Tuesday, September 20, 2016

Ugh - Not Again...

After the disappointment of realizing that the first set of nerve blockers did not work, I am scheduled for another set of nerve blockers to be injected on Monday.  Am I thrilled?  No.

I did follow my back specialist's suggestion to see a chiropractor that he was recommending.  The chiropractor is really nice.  He actually listens to me, so that helps.  I mean, I have been trying to tell my back specialist that my back pain is only an issue if I stand and/or walk for long periods of time.  (Right now, a long period of time is now 5 minutes.)  

During the initial visit, the chiropractor returned to the room after looking at my back X-Rays and MRI and tells me I have a very bad back.  Well, that was no new news to me.  I shook my head and he said, "Did you know you have a degenerative disc?"  

At first, I got upset, then I remembered, yes - I knew about it, but that was why I was here.  The chiropractor is supposed to help me readjust the discs so that one goes back into place.  I was told by the chiro that I needed to get my hips opened up and so forth.  He popped both hips, then my lower spine.

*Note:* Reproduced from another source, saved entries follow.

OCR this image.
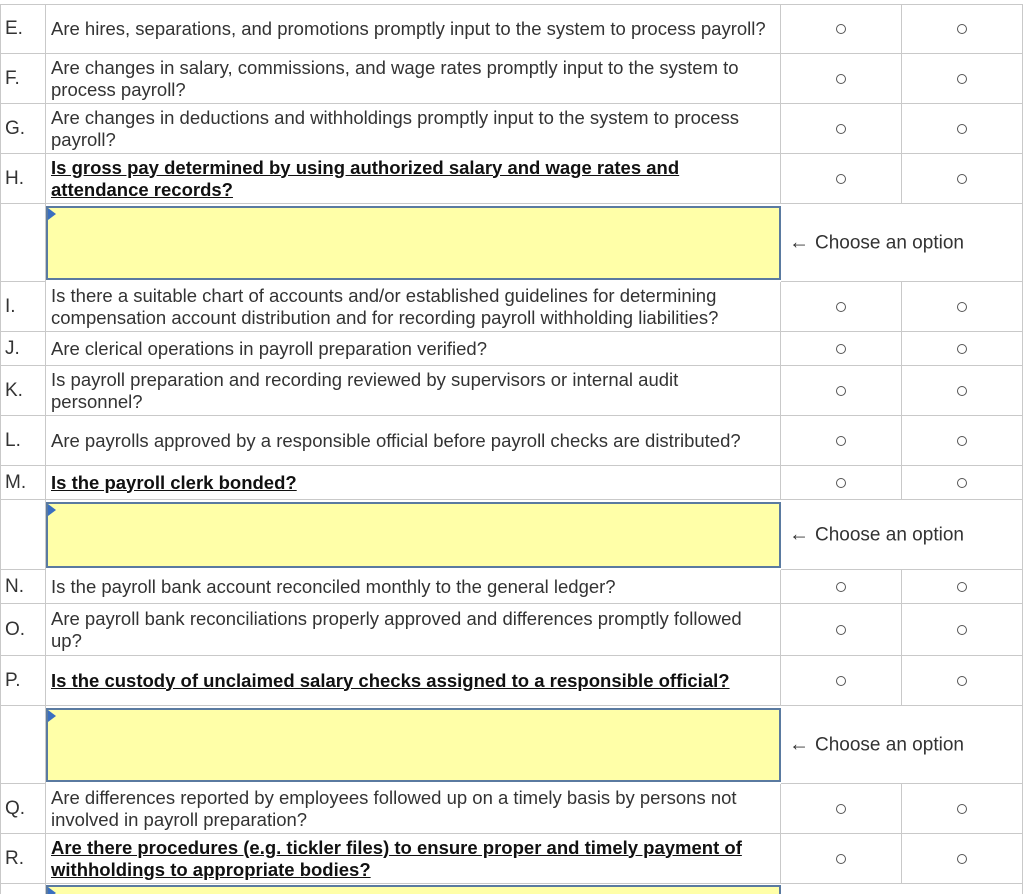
E. Are hires, separations, and promotions promptly input to the system to process payroll?
F.
Are changes in salary, commissions, and wage rates promptly input to the system to process payroll?
G.
Are changes in deductions and withholdings promptly input to the system to process payroll?
H.
Is gross pay determined by using authorized salary and wage rates and attendance records?
← Choose an option
I.
Is there a suitable chart of accounts and/or established guidelines for determining compensation account distribution and for recording payroll withholding liabilities?
J. Are clerical operations in payroll preparation verified?
K.
Is payroll preparation and recording reviewed by supervisors or internal audit personnel?
L. Are payrolls approved by a responsible official before payroll checks are distributed?
M. Is the payroll clerk bonded?
← Choose an option
N. Is the payroll bank account reconciled monthly to the general ledger?
O.
Are payroll bank reconciliations properly approved and differences promptly followed up?
P. Is the custody of unclaimed salary checks assigned to a responsible official?
← Choose an option
Q.
Are differences reported by employees followed up on a timely basis by persons not involved in payroll preparation?
R.
Are there procedures (e.g. tickler files) to ensure proper and timely payment of withholdings to appropriate bodies?
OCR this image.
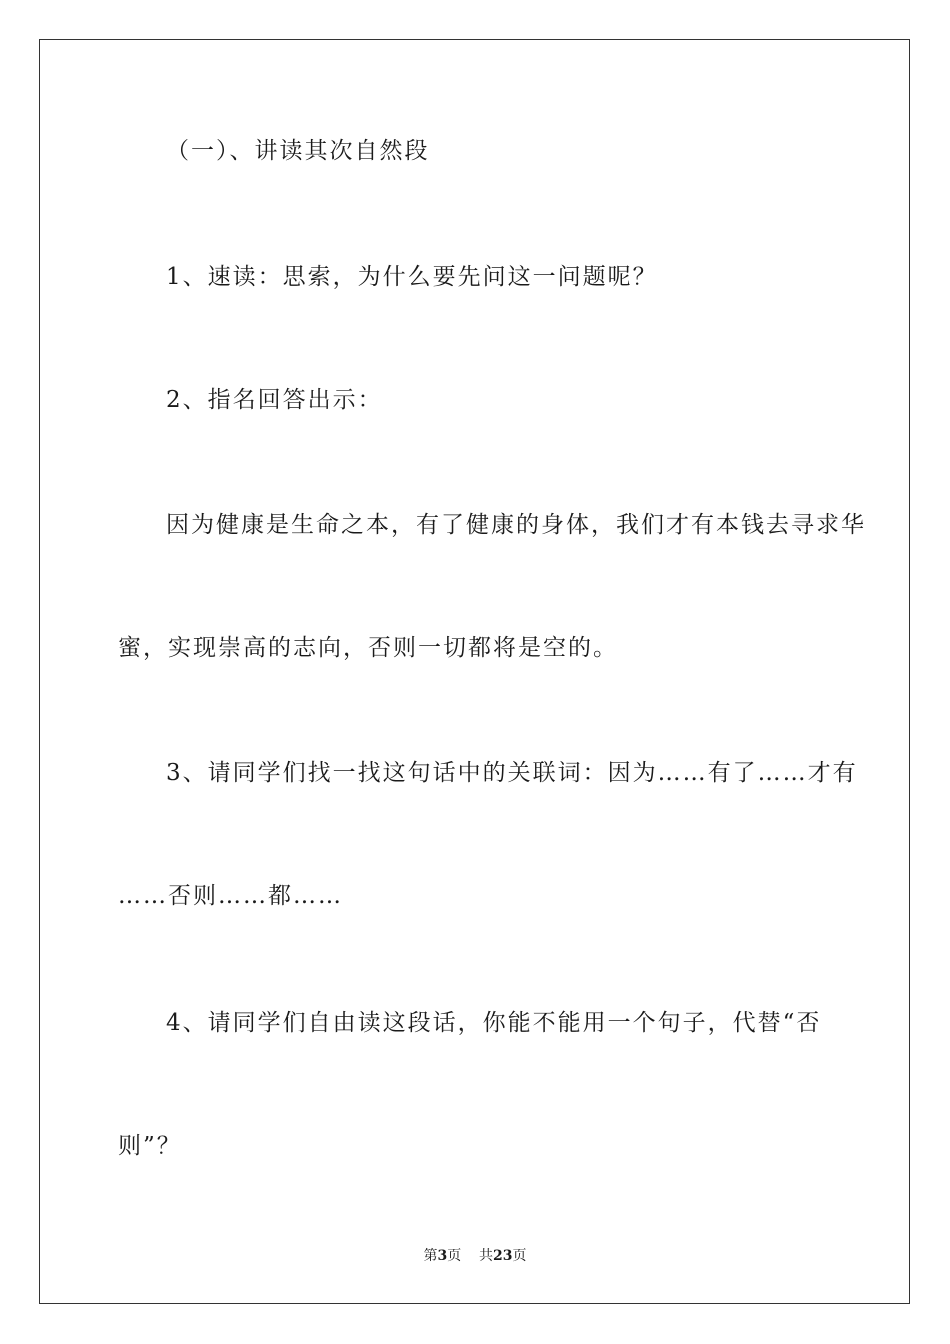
（一）、讲读其次自然段
1、速读：思索，为什么要先问这一问题呢？
2、指名回答出示：
因为健康是生命之本，有了健康的身体，我们才有本钱去寻求华
蜜，实现崇高的志向，否则一切都将是空的。
3、请同学们找一找这句话中的关联词：因为……有了……才有
……否则……都……
4、请同学们自由读这段话，你能不能用一个句子，代替“否
则”？
第3页 共23页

It did not hurt, but at the same time, when I stood up, I felt so stiff - worse than before that.  I am to the point where I cannot trust my body anymore.  It definitely has a mind of its own.  
My second visit was yesterday.  I explained that I might have had 5 minutes of relief, but that was about it.  I sat down and I looked him straight in the eye and said "Look - I am going to tell you this.  I have no pain when I sit in a chair or lie down on my bed.  If I am not on my feet, I do fine.  However, if I am standing or walking, I have excruciating pain in my lower back that radiates down my legs."

It is at that point he tells me that I have a joint issue - When we stand, the discs in our lower back start to "stack", which makes sense.  Of course, I have that one degenerative disc in the group, so there is no telling what is causing the issue with the back pain, but it is there.  

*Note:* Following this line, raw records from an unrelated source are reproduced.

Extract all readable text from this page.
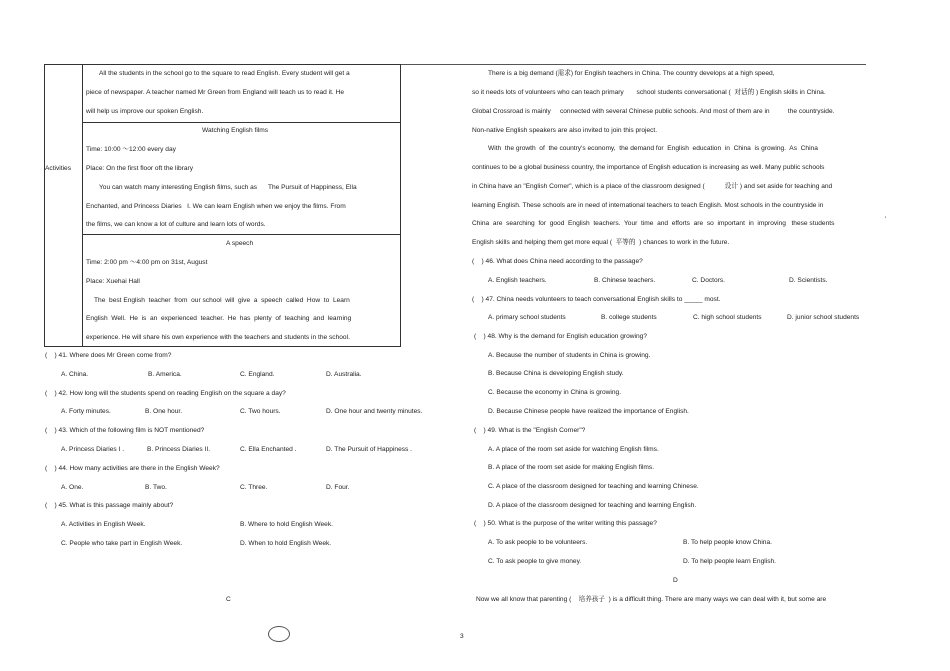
Activities
All the students in the school go to the square to read English. Every student will get a
piece of newspaper. A teacher named Mr Green from England will teach us to read it. He
will help us improve our spoken English.
Watching English films
Time: 10:00 ～12:00 every day
Place: On the first floor oft the library
You can watch many interesting English films, such as      The Pursuit of Happiness, Ella
Enchanted, and Princess Diaries   I. We can learn English when we enjoy the films. From
the films, we can know a lot of culture and learn lots of words.
A speech
Time: 2:00 pm ～4:00 pm on 31st, August
Place: Xuehai Hall
The  best English  teacher  from  our school  will  give  a  speech  called  How  to  Learn
English  Well.  He  is  an  experienced  teacher.  He  has  plenty  of  teaching  and  learning
experience. He will share his own experience with the teachers and students in the school.
(    ) 41. Where does Mr Green come from?
A. China.	B. America.	C. England.	D. Australia.
(    ) 42. How long will the students spend on reading English on the square a day?
A. Forty minutes.	B. One hour.	C. Two hours.	D. One hour and twenty minutes.
(    ) 43. Which of the following film is NOT mentioned?
A. Princess Diaries I .	B. Princess Diaries II.	C. Ella Enchanted .	D. The Pursuit of Happiness .
(    ) 44. How many activities are there in the English Week?
A. One.	B. Two.	C. Three.	D. Four.
(    ) 45. What is this passage mainly about?
A. Activities in English Week.	B. Where to hold English Week.
C. People who take part in English Week.	D. When to hold English Week.
C
There is a big demand (需求) for English teachers in China. The country develops at a high speed,
so it needs lots of volunteers who can teach primary       school students conversational (  对话的 ) English skills in China.
Global Crossroad is mainly     connected with several Chinese public schools. And most of them are in          the countryside.
Non-native English speakers are also invited to join this project.
With  the growth  of  the country's economy,  the demand for  English  education  in  China  is growing.  As  China
continues to be a global business country, the importance of English education is increasing as well. Many public schools
in China have an "English Corner", which is a place of the classroom designed (           设计 ) and set aside for teaching and
learning English. These schools are in need of international teachers to teach English. Most schools in the countryside in
China  are  searching  for  good  English  teachers.  Your  time  and  efforts  are  so  important  in  improving   these students
'
English skills and helping them get more equal (  平等的  ) chances to work in the future.
(    ) 46. What does China need according to the passage?
A. English teachers.	B. Chinese teachers.	C. Doctors.	D. Scientists.
(    ) 47. China needs volunteers to teach conversational English skills to _____ most.
A. primary school students	B. college students	C. high school students	D. junior school students
(    ) 48. Why is the demand for English education growing?
A. Because the number of students in China is growing.
B. Because China is developing English study.
C. Because the economy in China is growing.
D. Because Chinese people have realized the importance of English.
(    ) 49. What is the "English Corner"?
A. A place of the room set aside for watching English films.
B. A place of the room set aside for making English films.
C. A place of the classroom designed for teaching and learning Chinese.
D. A place of the classroom designed for teaching and learning English.
(    ) 50. What is the purpose of the writer writing this passage?
A. To ask people to be volunteers.	B. To help people know China.
C. To ask people to give money.	D. To help people learn English.
D
Now we all know that parenting (    培养孩子  ) is a difficult thing. There are many ways we can deal with it, but some are
3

Nutshell, I get really depressed because my range of activities is being severely constrained based upon my pain.  I feel I am hitting rock bottom.  I am trying to eat less and work on that area in some small way to help me reduce the weight on my frame.  Nothing is going to happen overnight - I know that.  I just get frustrated with dealing with the sharp pain while trying to do something that really needs to be done.

Tomorrow, I have another appointment with the chiropractor.  Maybe he might be a bit more gentle with my right leg when attempting to "pop" it.  We will see.